By this logic, a lawnmower "thinks" my fingers are grass.
A lawnmower has no capacity to make decisions or process any data.
It's processing data alright, it processes the atomic and cellular structures of grass and fingers into spinach and flesh paste.
And likewise, neither it, nor any LLM, are making decisions at all.
Is a plinko disc making decisions as it tumbles from the top to the bottom through all those pegs? Is the board making the decision? Or is it neither and simply mathematics plus random chance being roped in for randomness? That is exactly what LLMs do.

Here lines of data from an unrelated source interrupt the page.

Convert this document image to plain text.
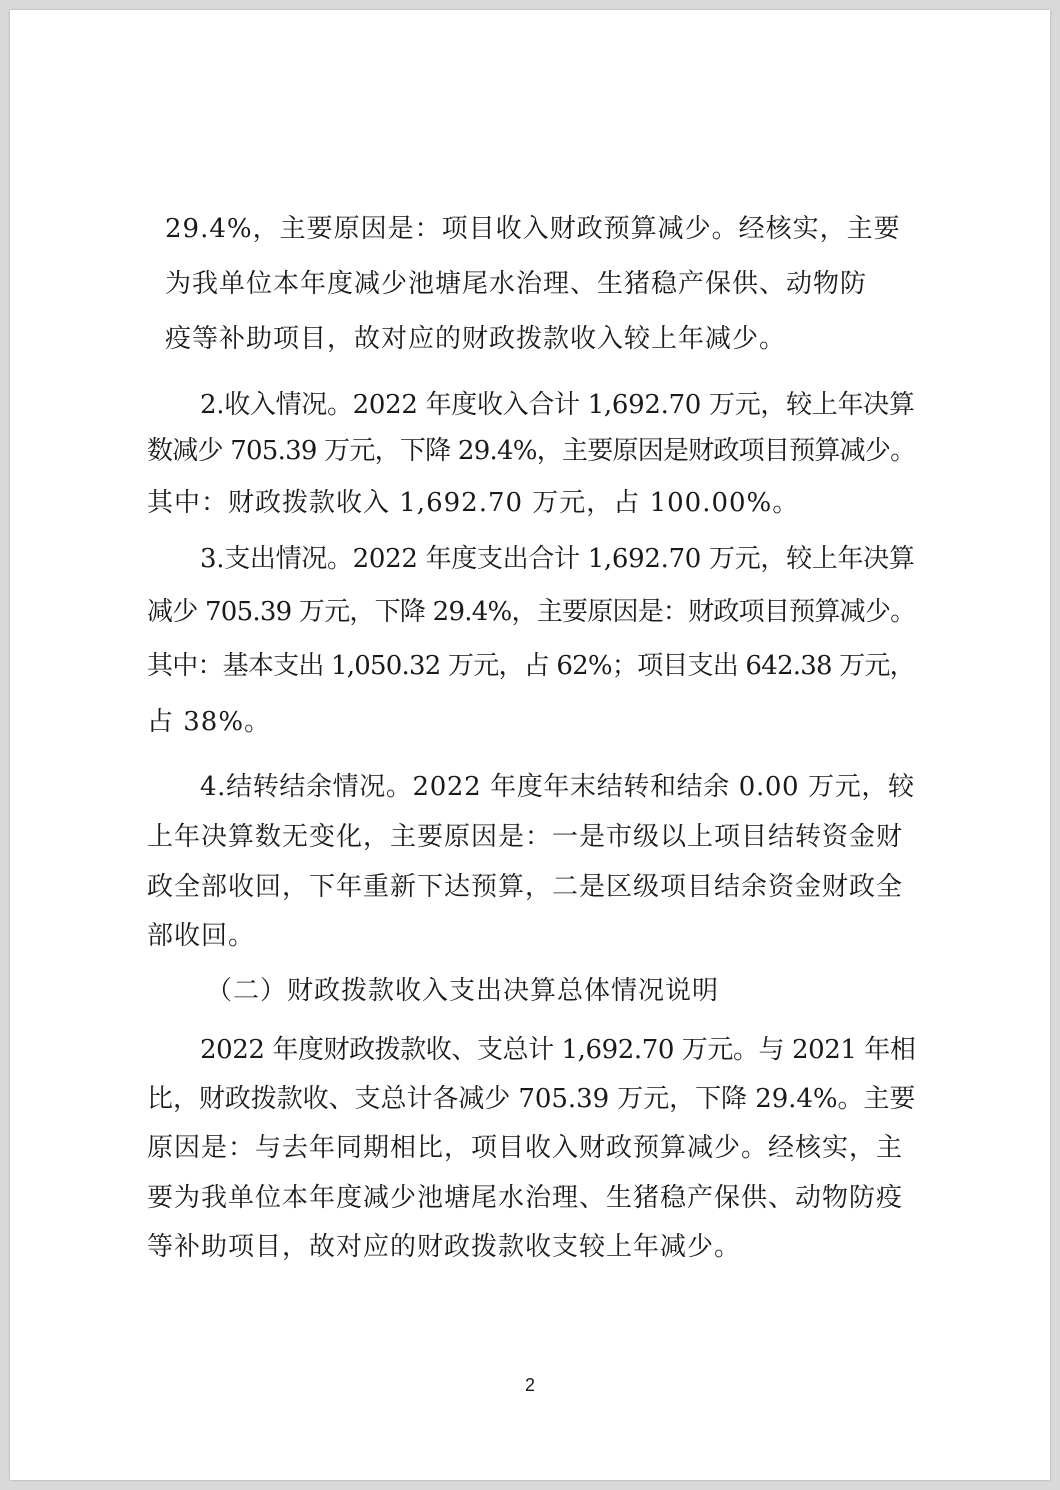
29.4%，主要原因是：项目收入财政预算减少。经核实，主要
为我单位本年度减少池塘尾水治理、生猪稳产保供、动物防
疫等补助项目，故对应的财政拨款收入较上年减少。
2.收入情况。2022 年度收入合计 1,692.70 万元，较上年决算
数减少 705.39 万元，下降 29.4%，主要原因是财政项目预算减少。
其中：财政拨款收入 1,692.70 万元，占 100.00%。
3.支出情况。2022 年度支出合计 1,692.70 万元，较上年决算
减少 705.39 万元，下降 29.4%，主要原因是：财政项目预算减少。
其中：基本支出 1,050.32 万元，占 62%；项目支出 642.38 万元，
占 38%。
4.结转结余情况。2022 年度年末结转和结余 0.00 万元，较
上年决算数无变化，主要原因是：一是市级以上项目结转资金财
政全部收回，下年重新下达预算，二是区级项目结余资金财政全
部收回。
（二）财政拨款收入支出决算总体情况说明
2022 年度财政拨款收、支总计 1,692.70 万元。与 2021 年相
比，财政拨款收、支总计各减少 705.39 万元，下降 29.4%。主要
原因是：与去年同期相比，项目收入财政预算减少。经核实，主
要为我单位本年度减少池塘尾水治理、生猪稳产保供、动物防疫
等补助项目，故对应的财政拨款收支较上年减少。
2
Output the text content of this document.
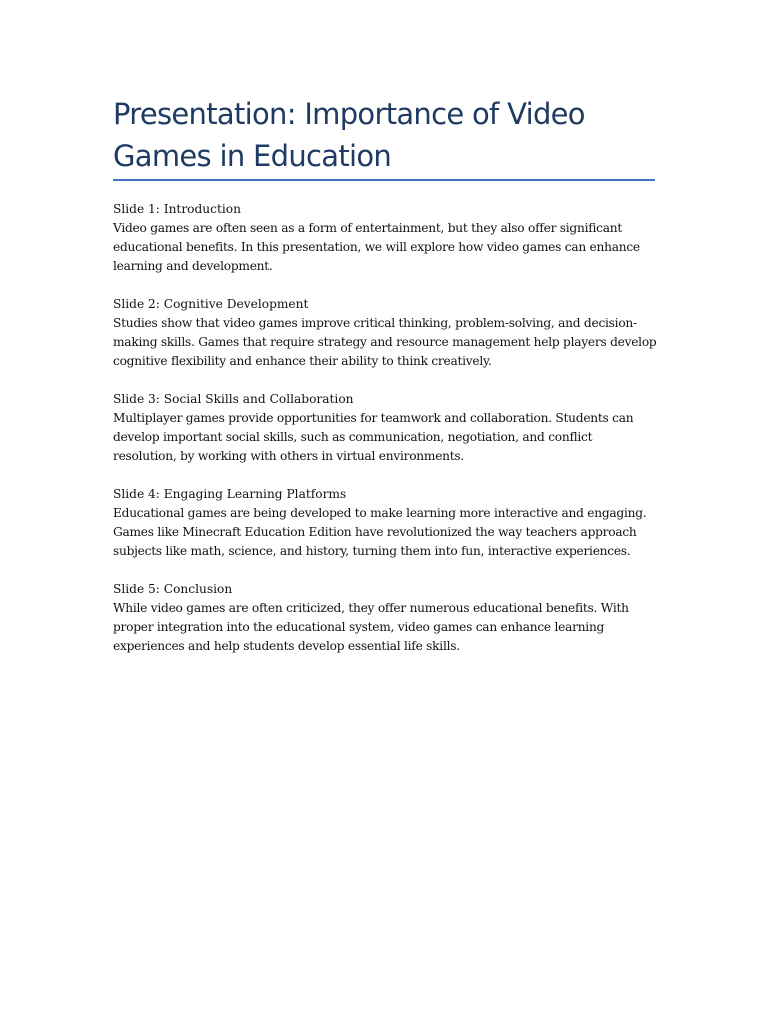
Presentation: Importance of Video Games in Education

Slide 1: Introduction

Video games are often seen as a form of entertainment, but they also offer significant educational benefits. In this presentation, we will explore how video games can enhance learning and development.

Slide 2: Cognitive Development

Studies show that video games improve critical thinking, problem-solving, and decision-making skills. Games that require strategy and resource management help players develop cognitive flexibility and enhance their ability to think creatively.

Slide 3: Social Skills and Collaboration

Multiplayer games provide opportunities for teamwork and collaboration. Students can develop important social skills, such as communication, negotiation, and conflict resolution, by working with others in virtual environments.

Slide 4: Engaging Learning Platforms

Educational games are being developed to make learning more interactive and engaging. Games like Minecraft Education Edition have revolutionized the way teachers approach subjects like math, science, and history, turning them into fun, interactive experiences.

Slide 5: Conclusion

While video games are often criticized, they offer numerous educational benefits. With proper integration into the educational system, video games can enhance learning experiences and help students develop essential life skills.
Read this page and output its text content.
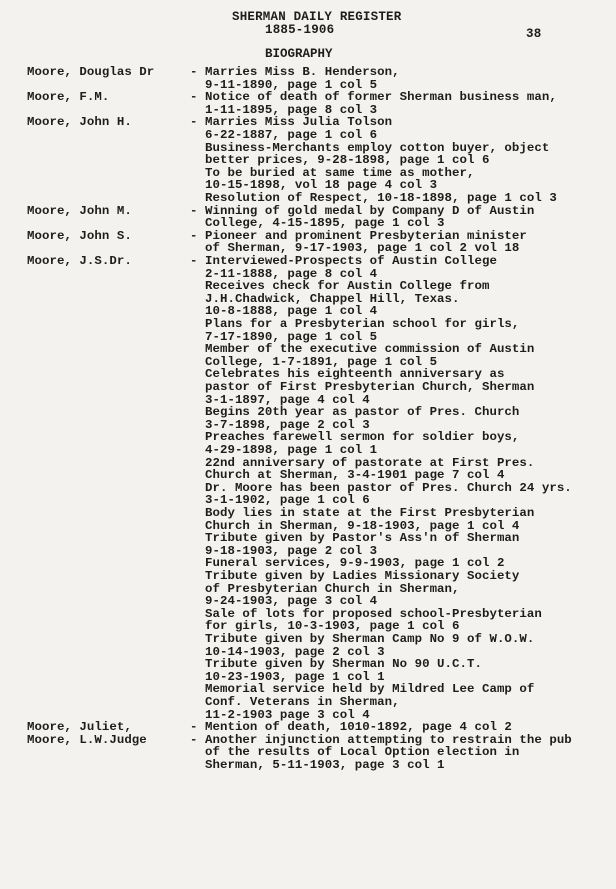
SHERMAN DAILY REGISTER
1885-1906	38
BIOGRAPHY
Moore, Douglas Dr	- Marries Miss B. Henderson,
9-11-1890, page 1 col 5
Moore, F.M.	- Notice of death of former Sherman business man,
1-11-1895, page 8 col 3
Moore, John H.	- Marries Miss Julia Tolson
6-22-1887, page 1 col 6
Business-Merchants employ cotton buyer, object
better prices, 9-28-1898, page 1 col 6
To be buried at same time as mother,
10-15-1898, vol 18 page 4 col 3
Resolution of Respect, 10-18-1898, page 1 col 3
Moore, John M.	- Winning of gold medal by Company D of Austin
College, 4-15-1895, page 1 col 3
Moore, John S.	- Pioneer and prominent Presbyterian minister
of Sherman, 9-17-1903, page 1 col 2 vol 18
Moore, J.S.Dr.	- Interviewed-Prospects of Austin College
2-11-1888, page 8 col 4
Receives check for Austin College from
J.H.Chadwick, Chappel Hill, Texas.
10-8-1888, page 1 col 4
Plans for a Presbyterian school for girls,
7-17-1890, page 1 col 5
Member of the executive commission of Austin
College, 1-7-1891, page 1 col 5
Celebrates his eighteenth anniversary as
pastor of First Presbyterian Church, Sherman
3-1-1897, page 4 col 4
Begins 20th year as pastor of Pres. Church
3-7-1898, page 2 col 3
Preaches farewell sermon for soldier boys,
4-29-1898, page 1 col 1
22nd anniversary of pastorate at First Pres.
Church at Sherman, 3-4-1901 page 7 col 4
Dr. Moore has been pastor of Pres. Church 24 yrs.
3-1-1902, page 1 col 6
Body lies in state at the First Presbyterian
Church in Sherman, 9-18-1903, page 1 col 4
Tribute given by Pastor's Ass'n of Sherman
9-18-1903, page 2 col 3
Funeral services, 9-9-1903, page 1 col 2
Tribute given by Ladies Missionary Society
of Presbyterian Church in Sherman,
9-24-1903, page 3 col 4
Sale of lots for proposed school-Presbyterian
for girls, 10-3-1903, page 1 col 6
Tribute given by Sherman Camp No 9 of W.O.W.
10-14-1903, page 2 col 3
Tribute given by Sherman No 90 U.C.T.
10-23-1903, page 1 col 1
Memorial service held by Mildred Lee Camp of
Conf. Veterans in Sherman,
11-2-1903 page 3 col 4
Moore, Juliet,	- Mention of death, 1010-1892, page 4 col 2
Moore, L.W.Judge	- Another injunction attempting to restrain the pub
of the results of Local Option election in
Sherman, 5-11-1903, page 3 col 1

Terms like "decision" and "lie" and "know" are all things that just do not apply to an LLM, just like your phone keyboard doesn't know what the fuck "what" and "the" are, it just has a lookup table that includes how "what" is often followed by "is" and "the", and "the" is frequently followed by "fuck". But it doesn't "know" that in any meaning of the word "know".
This is what we mean when we say not to personify. A training set of data, even factual, just is converted into a series of matrices of vectors that include those patterns, but not the information itself. "Sky is blue" is not something you can grep from the resulting blob, nor the hex equivalent, or anything else. It simply contains indexed patterns that map those arrangements of letters, over and over.
So yes, they're doing what they're programmed to do precisely. It's just that "what they're programmed to do" is only "mimic patterns of word arrangements", and not "know facts". These things work at a far lower level than that concept.